Mishawaka Police Department , the card read. Then, beneath that, Phillip Johnson, Detective.

Kasey knew from her online searches that Detective Johnson was the one investigating Jules’s case. How much did he know? What questions had he asked Nic? More terrifying still, how had she answered?

This whole time Kasey had thought Nic’s greatest defense was that she believed herself to be innocent, that she wasn’t even aware a crime had occurred. But if the police asked her about the night Jules disappeared, Nic would have no reason to hide that she’d been at Harry’s Place. Would they put two and two together? Would they pull up a map and see that the most direct route from the bar to Nic and Kasey’s home was the road where Jules’s car was found? Had they done all of that already? With the business card in her hand, Kasey understood the unnerving reality: If the police had Nic’s name in association with Jules’s case, surely it was only a matter of time until they uncovered the truth.

Kasey fought back the weary tears that had begun to fill her eyes. After everything she’d done to insulate her sister from the accident, it wasn’t enough. But what more could she do? The only thing she could think of was to somehow bolster the image that Jules had been taken, to do something that would steer the police away from the theory of a drunk driving accident and toward an abduction.

Another missing girl.

The idea was impossibly heavy. Disappearing would mean Kasey would never see her friends or parents again. She’d never finish college. She’d miss Nic’s life, her future. But at least Nic would have one. Plus, if Kasey were being honest, a very small part of her felt relieved at the thought of the anonymity disappearing would afford her.

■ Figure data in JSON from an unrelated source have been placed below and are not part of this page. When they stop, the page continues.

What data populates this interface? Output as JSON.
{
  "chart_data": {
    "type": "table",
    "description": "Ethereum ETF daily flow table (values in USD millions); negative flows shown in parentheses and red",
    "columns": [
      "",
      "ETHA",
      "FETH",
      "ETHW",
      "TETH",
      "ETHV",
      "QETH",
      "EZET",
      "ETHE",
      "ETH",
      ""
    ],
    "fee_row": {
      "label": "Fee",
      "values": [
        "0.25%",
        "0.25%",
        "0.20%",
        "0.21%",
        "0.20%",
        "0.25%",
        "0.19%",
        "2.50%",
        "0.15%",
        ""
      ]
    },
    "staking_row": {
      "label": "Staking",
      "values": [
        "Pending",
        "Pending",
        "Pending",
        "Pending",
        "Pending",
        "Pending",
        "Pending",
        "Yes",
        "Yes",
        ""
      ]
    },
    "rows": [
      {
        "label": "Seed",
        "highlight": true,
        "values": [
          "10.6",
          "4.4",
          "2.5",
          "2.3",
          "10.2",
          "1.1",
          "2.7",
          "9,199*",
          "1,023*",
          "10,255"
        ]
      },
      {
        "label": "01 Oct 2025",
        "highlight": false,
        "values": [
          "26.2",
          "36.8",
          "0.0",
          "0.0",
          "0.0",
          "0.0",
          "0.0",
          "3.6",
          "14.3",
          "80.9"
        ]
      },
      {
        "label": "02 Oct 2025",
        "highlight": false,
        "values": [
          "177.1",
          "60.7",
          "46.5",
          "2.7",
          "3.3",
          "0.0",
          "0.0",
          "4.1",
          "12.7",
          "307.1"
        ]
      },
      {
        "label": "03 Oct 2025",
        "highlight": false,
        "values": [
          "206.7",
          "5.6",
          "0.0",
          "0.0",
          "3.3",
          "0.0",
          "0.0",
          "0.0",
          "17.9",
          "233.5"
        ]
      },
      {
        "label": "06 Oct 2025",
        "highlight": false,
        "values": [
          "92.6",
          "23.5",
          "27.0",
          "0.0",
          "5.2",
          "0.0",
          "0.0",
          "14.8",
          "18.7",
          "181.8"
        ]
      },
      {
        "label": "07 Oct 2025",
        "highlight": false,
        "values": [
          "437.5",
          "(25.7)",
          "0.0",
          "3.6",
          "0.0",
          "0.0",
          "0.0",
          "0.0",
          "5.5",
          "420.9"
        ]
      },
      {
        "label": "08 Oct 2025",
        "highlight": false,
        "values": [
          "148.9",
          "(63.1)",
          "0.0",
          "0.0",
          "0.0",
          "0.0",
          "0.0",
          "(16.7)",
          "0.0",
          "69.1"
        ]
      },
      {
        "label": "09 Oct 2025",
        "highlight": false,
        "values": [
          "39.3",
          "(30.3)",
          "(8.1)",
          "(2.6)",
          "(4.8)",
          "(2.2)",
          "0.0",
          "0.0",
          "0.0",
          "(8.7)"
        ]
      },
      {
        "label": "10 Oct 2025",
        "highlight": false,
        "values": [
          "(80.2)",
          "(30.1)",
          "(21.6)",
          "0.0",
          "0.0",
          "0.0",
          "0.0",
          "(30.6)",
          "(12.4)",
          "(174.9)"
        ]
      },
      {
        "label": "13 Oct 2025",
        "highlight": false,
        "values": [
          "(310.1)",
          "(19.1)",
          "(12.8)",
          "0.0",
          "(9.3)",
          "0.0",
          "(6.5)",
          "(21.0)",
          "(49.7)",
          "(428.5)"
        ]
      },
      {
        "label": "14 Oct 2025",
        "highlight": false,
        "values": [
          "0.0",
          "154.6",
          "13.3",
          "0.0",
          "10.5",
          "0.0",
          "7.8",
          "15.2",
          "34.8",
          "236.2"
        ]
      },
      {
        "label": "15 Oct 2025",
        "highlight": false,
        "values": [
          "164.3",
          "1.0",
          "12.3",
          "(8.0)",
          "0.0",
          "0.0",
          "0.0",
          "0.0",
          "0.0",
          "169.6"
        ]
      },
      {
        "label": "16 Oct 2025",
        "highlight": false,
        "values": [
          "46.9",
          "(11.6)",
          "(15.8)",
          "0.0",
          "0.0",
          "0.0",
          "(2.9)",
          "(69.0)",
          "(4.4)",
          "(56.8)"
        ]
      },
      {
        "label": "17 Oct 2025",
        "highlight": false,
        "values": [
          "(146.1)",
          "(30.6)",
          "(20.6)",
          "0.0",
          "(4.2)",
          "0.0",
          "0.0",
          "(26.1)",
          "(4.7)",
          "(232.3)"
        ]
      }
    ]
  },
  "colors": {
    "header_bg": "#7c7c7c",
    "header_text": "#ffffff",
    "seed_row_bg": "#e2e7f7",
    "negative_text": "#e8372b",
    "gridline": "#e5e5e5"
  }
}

No longer would she have to look her dad in the eye while thinking, I fucked your best friend. She’d never have to see Sandy and witness the pain she’d caused. She wouldn’t have to study for school when all she could think about was Jules Connor’s face as she lay curled inside the trunk. She’d no longer run into Nic in the hallway and feel her chest constrict with everything she’d lost.

Kasey didn’t want to leave forever. She didn’t want to vanish from her own life. But as she looked down at the word detective staring up at her, she realized she didn’t have any other choice. This was the only way to protect her sister—and she’d do anything to keep Nic safe.